Intensità, originalità e urgenza per andare oltre i confini

Kill The Vultures – “Carnelian” (2015)

Mi capita ancora di dovermi ricordare il perché. Perché ho iniziato ad amare la musica in quel modo fisico, dalle budella prima ancora che dal cuore e dal cervello, che l’ha resa indispensabile alla mia sopravvivenza? Ogni tanto arriva quel concerto che mi ricorda come è iniziato tutto. L’ultimo in ordine cronologico è stato quello dei Kill The Vultures a Ravenna, dove non succede mai niente secondo la maggior parte dei locals. In due hanno riempito il palco come giganti. Se poi consideriamo che si tratta di un duo hip hop, e che Anatomy, il responsabile delle basi, se ne sta seduto a gambe incrociate su un tavolo, per lo più immobile ed impassibile, possiamo quasi dire che sia il solo MC, Crescent Moon, a riempire il palco. Non sarebbe giusto, perché quella presenza alle sue spalle è carismatica assai. Ma l’intensità dell’interpretazione di ogni brano del rapper di Minneapolis è strabiliante. Recentemente ho visto al cinema (a Ravenna, dove non succede mai niente) un Amleto teatrale interpretato da Benedict “Sherlock” Cumberbatch. Intervistato, gli chiedevano cosa si provasse a ripetere per l’ennesima volta la frase “to be or not to be…”. Lui ha risposto che non è la frase in sé ad essere pesante, quanto la concentrazione, l’intensità, che rendono “necessaria” quella frase, da secoli e nei secoli. Dirla ogni volta come fosse la prima volta. Ecco, Crescent Moon aveva quel demone in corpo quella sera, ogni cosa che diceva era necessaria, era vita vera. Ma mi rendo conto che sto parlando del concerto più che dell’album. Carnelian è un disco hip hop, senza dubbio. E nemmeno troppo di avanguardia. Eppure si fa fatica a contenerlo in un genere. Mancano i cliché. Si capisce perfettamente che è il risultato di un discorso consapevole e personale, che non tiene in alcun conto le aspettative del pubblico e le esigenze del mercato, e, riuscendo in pieno, fa proprio di questo il suo punto di forza.

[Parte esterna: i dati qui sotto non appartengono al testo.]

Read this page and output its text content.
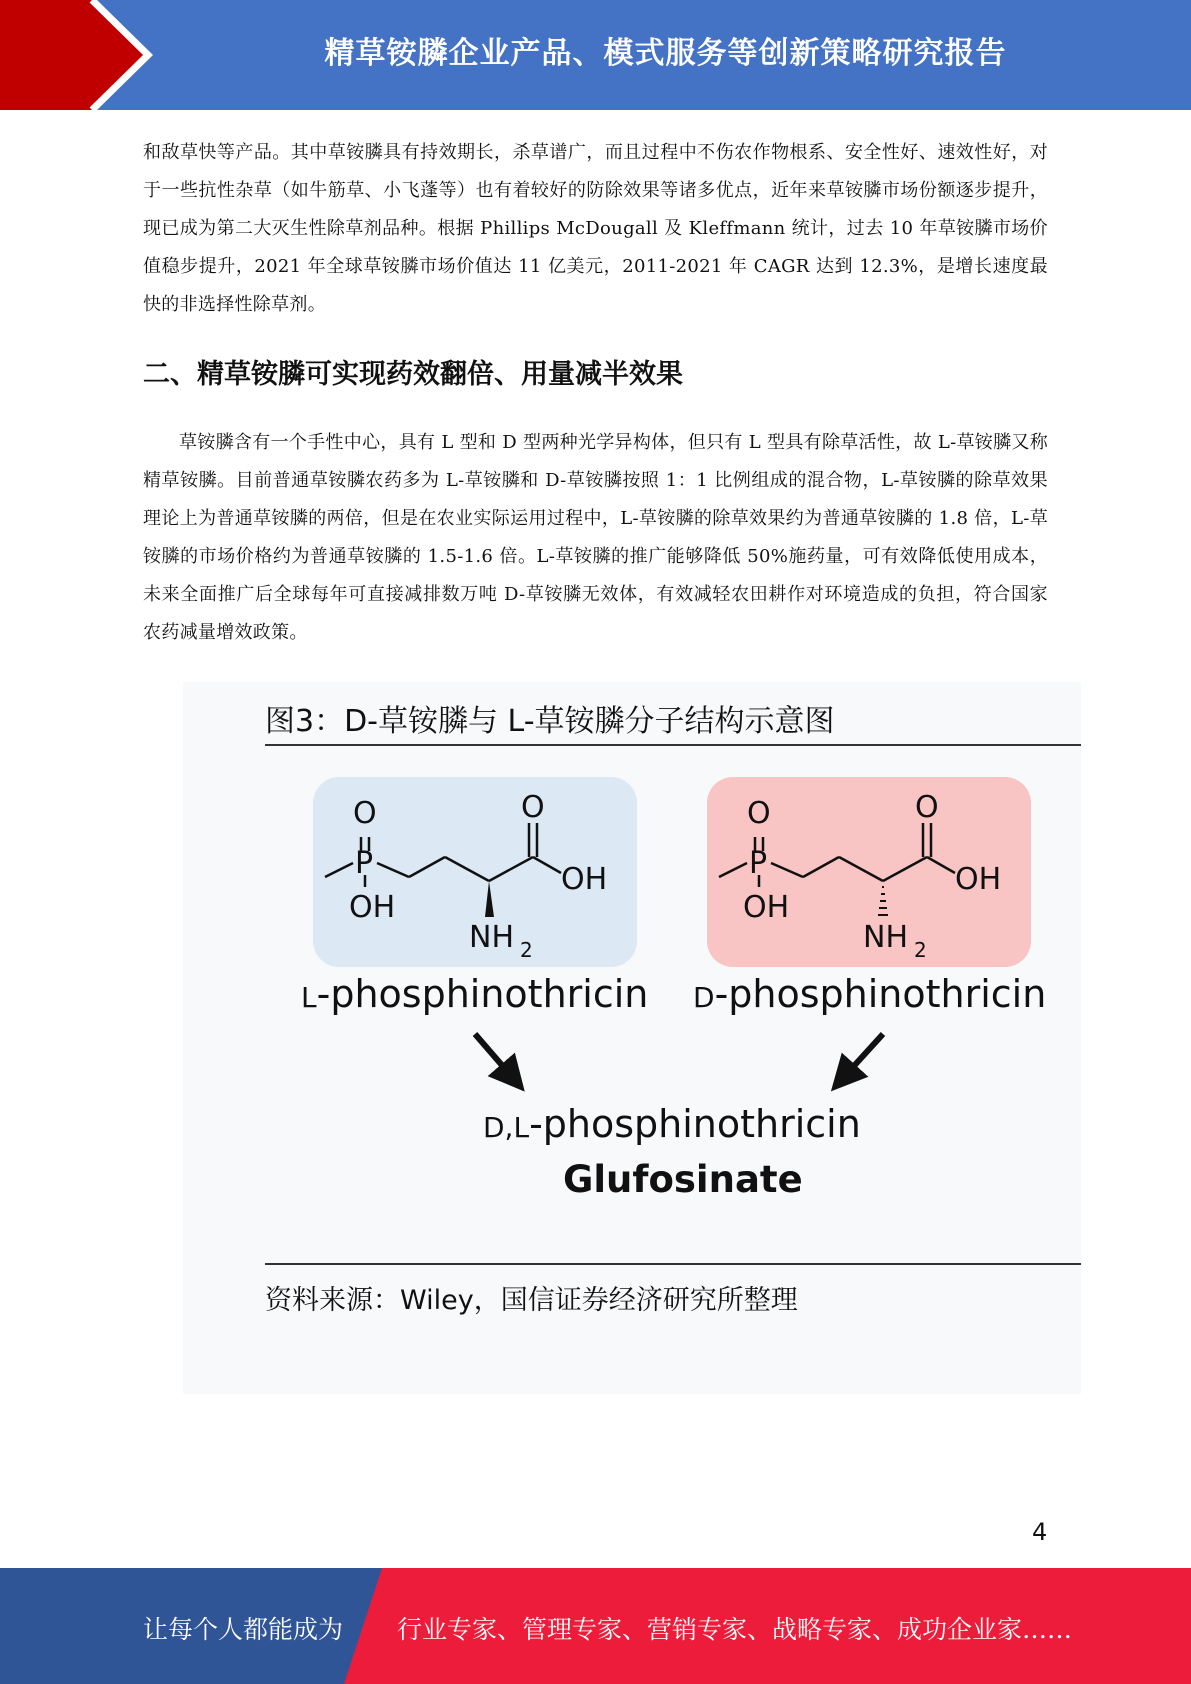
精草铵膦企业产品、模式服务等创新策略研究报告
和敌草快等产品。其中草铵膦具有持效期长，杀草谱广，而且过程中不伤农作物根系、安全性好、速效性好，对于一些抗性杂草（如牛筋草、小飞蓬等）也有着较好的防除效果等诸多优点，近年来草铵膦市场份额逐步提升，现已成为第二大灭生性除草剂品种。根据 Phillips McDougall 及 Kleffmann 统计，过去 10 年草铵膦市场价值稳步提升，2021 年全球草铵膦市场价值达 11 亿美元，2011-2021 年 CAGR 达到 12.3%，是增长速度最快的非选择性除草剂。
二、精草铵膦可实现药效翻倍、用量减半效果
草铵膦含有一个手性中心，具有 L 型和 D 型两种光学异构体，但只有 L 型具有除草活性，故 L-草铵膦又称精草铵膦。目前普通草铵膦农药多为 L-草铵膦和 D-草铵膦按照 1：1 比例组成的混合物，L-草铵膦的除草效果理论上为普通草铵膦的两倍，但是在农业实际运用过程中，L-草铵膦的除草效果约为普通草铵膦的 1.8 倍，L-草铵膦的市场价格约为普通草铵膦的 1.5-1.6 倍。L-草铵膦的推广能够降低 50%施药量，可有效降低使用成本，未来全面推广后全球每年可直接减排数万吨 D-草铵膦无效体，有效减轻农田耕作对环境造成的负担，符合国家农药减量增效政策。
图3：D-草铵膦与 L-草铵膦分子结构示意图
O
P
OH
O
OH
NH 2
O
P
OH
O
OH
NH 2
L-phosphinothricin D-phosphinothricin
D,L-phosphinothricin
Glufosinate
资料来源：Wiley，国信证券经济研究所整理
4
让每个人都能成为 行业专家、管理专家、营销专家、战略专家、成功企业家……
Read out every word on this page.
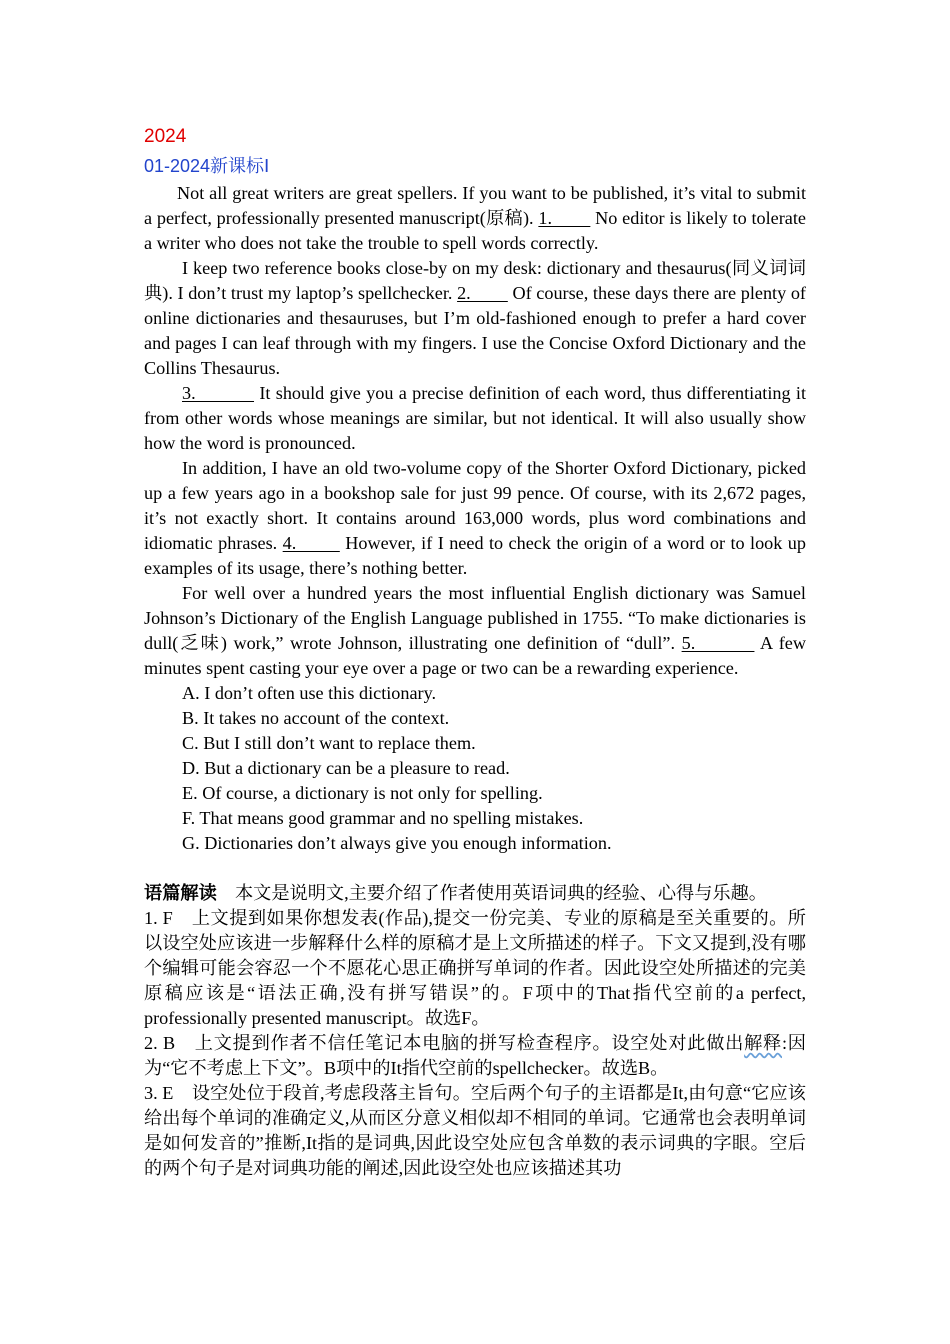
2024
01-2024新课标Ⅰ

Not all great writers are great spellers. If you want to be published, it’s vital to submit a perfect, professionally presented manuscript(原稿). 1.         No editor is likely to tolerate a writer who does not take the trouble to spell words correctly.

I keep two reference books close-by on my desk: dictionary and thesaurus(同义词词典). I don’t trust my laptop’s spellchecker. 2.         Of course, these days there are plenty of online dictionaries and thesauruses, but I’m old-fashioned enough to prefer a hard cover and pages I can leaf through with my fingers. I use the Concise Oxford Dictionary and the Collins Thesaurus.

3.            It should give you a precise definition of each word, thus differentiating it from other words whose meanings are similar, but not identical. It will also usually show how the word is pronounced.

In addition, I have an old two-volume copy of the Shorter Oxford Dictionary, picked up a few years ago in a bookshop sale for just 99 pence. Of course, with its 2,672 pages, it’s not exactly short. It contains around 163,000 words, plus word combinations and idiomatic phrases. 4.         However, if I need to check the origin of a word or to look up examples of its usage, there’s nothing better.

For well over a hundred years the most influential English dictionary was Samuel Johnson’s Dictionary of the English Language published in 1755. “To make dictionaries is dull(乏味) work,” wrote Johnson, illustrating one definition of “dull”. 5.          A few minutes spent casting your eye over a page or two can be a rewarding experience.

A. I don’t often use this dictionary.

B. It takes no account of the context.

C. But I still don’t want to replace them.

D. But a dictionary can be a pleasure to read.

E. Of course, a dictionary is not only for spelling.

F. That means good grammar and no spelling mistakes.

G. Dictionaries don’t always give you enough information.

语篇解读　本文是说明文,主要介绍了作者使用英语词典的经验、心得与乐趣。

1. F　上文提到如果你想发表(作品),提交一份完美、专业的原稿是至关重要的。所以设空处应该进一步解释什么样的原稿才是上文所描述的样子。下文又提到,没有哪个编辑可能会容忍一个不愿花心思正确拼写单词的作者。因此设空处所描述的完美原稿应该是“语法正确,没有拼写错误”的。F项中的That指代空前的a perfect, professionally presented manuscript。故选F。

2. B　上文提到作者不信任笔记本电脑的拼写检查程序。设空处对此做出解释:因为“它不考虑上下文”。B项中的It指代空前的spellchecker。故选B。

3. E　设空处位于段首,考虑段落主旨句。空后两个句子的主语都是It,由句意“它应该给出每个单词的准确定义,从而区分意义相似却不相同的单词。它通常也会表明单词是如何发音的”推断,It指的是词典,因此设空处应包含单数的表示词典的字眼。空后的两个句子是对词典功能的阐述,因此设空处也应该描述其功
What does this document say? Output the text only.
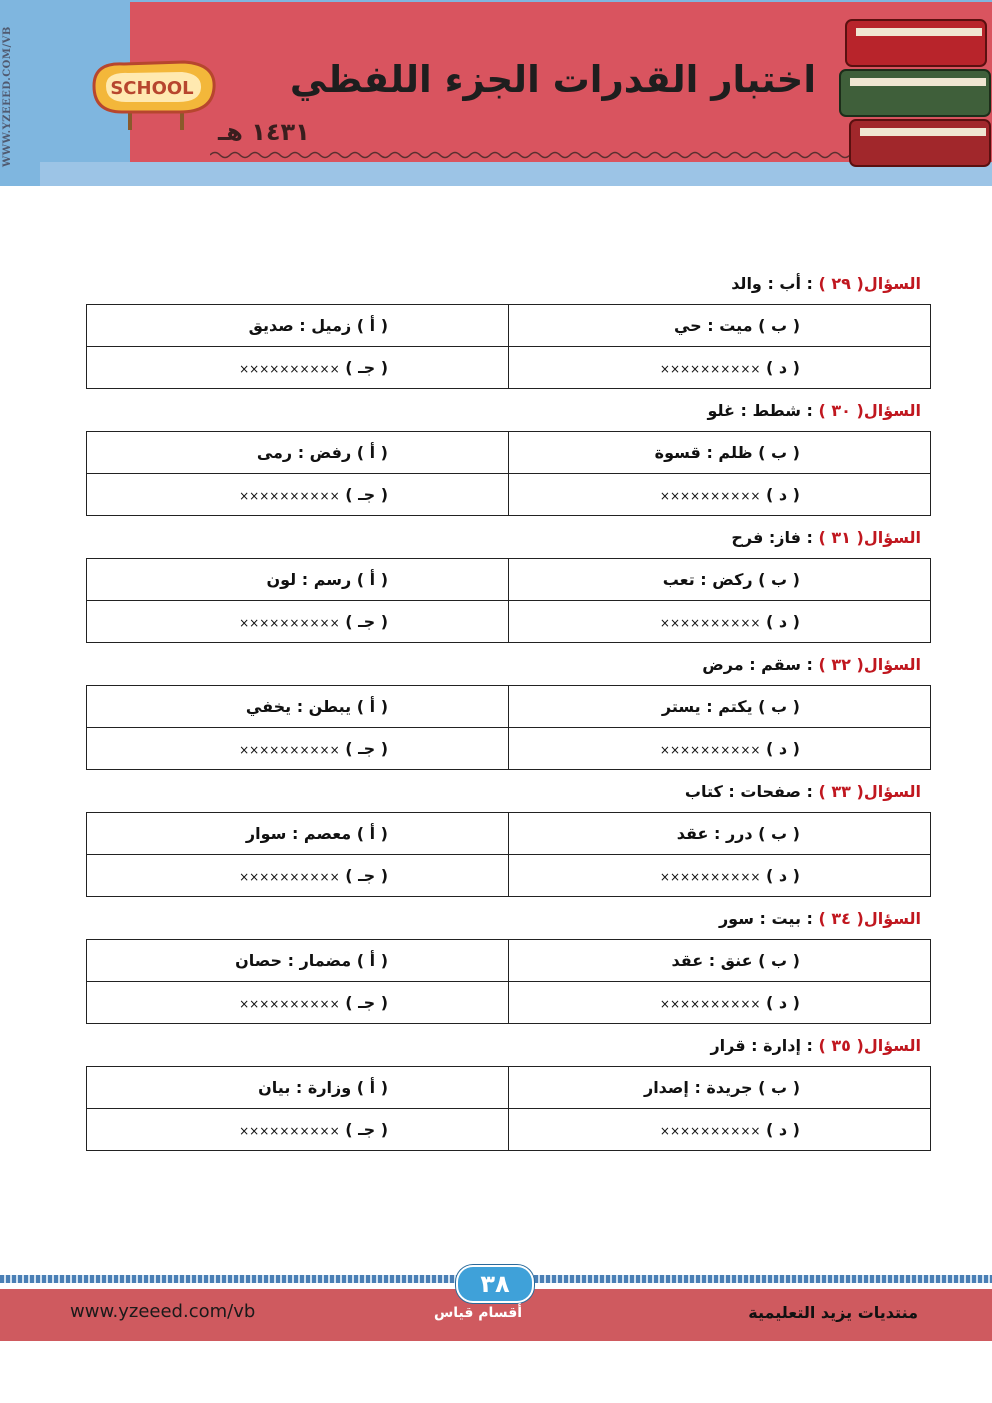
WWW.YZEEED.COM/VB	SCHOOL	اختبار القدرات الجزء اللفظي
١٤٣١ هـ
السؤال( ٢٩ ) : أب : والد
( أ ) زميل : صديق	( ب ) ميت : حي
( جـ ) ××××××××××	( د ) ××××××××××
السؤال( ٣٠ ) : شطط : غلو
( أ ) رفض : رمى	( ب ) ظلم : قسوة
( جـ ) ××××××××××	( د ) ××××××××××
السؤال( ٣١ ) : فاز: فرح
( أ ) رسم : لون	( ب ) ركض : تعب
( جـ ) ××××××××××	( د ) ××××××××××
السؤال( ٣٢ ) : سقم : مرض
( أ ) يبطن : يخفي	( ب ) يكتم : يستر
( جـ ) ××××××××××	( د ) ××××××××××
السؤال( ٣٣ ) : صفحات : كتاب
( أ ) معصم : سوار	( ب ) درر : عقد
( جـ ) ××××××××××	( د ) ××××××××××
السؤال( ٣٤ ) : بيت : سور
( أ ) مضمار : حصان	( ب ) عنق : عقد
( جـ ) ××××××××××	( د ) ××××××××××
السؤال( ٣٥ ) : إدارة : قرار
( أ ) وزارة : بيان	( ب ) جريدة : إصدار
( جـ ) ××××××××××	( د ) ××××××××××
٣٨
www.yzeeed.com/vb	أقسام قياس	منتديات يزيد التعليمية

Mi ricorda in ciò i nostri Uochi Toki, anche se musicalmente siamo in territori abbastanza lontani. Le basi sono per lo più suonate e poi rimanipolate da Anatomy, le liriche di Crescent Moon sono criptiche e intime, piuttosto cupe come da tradizione del duo. Intensità, personalità, originalità, urgenza comunicativa unita a profonda consapevolezza, tutto molto a fuoco. Ecco perché questo disco supera i confini dei generi e, credo, supererà quelli del tempo.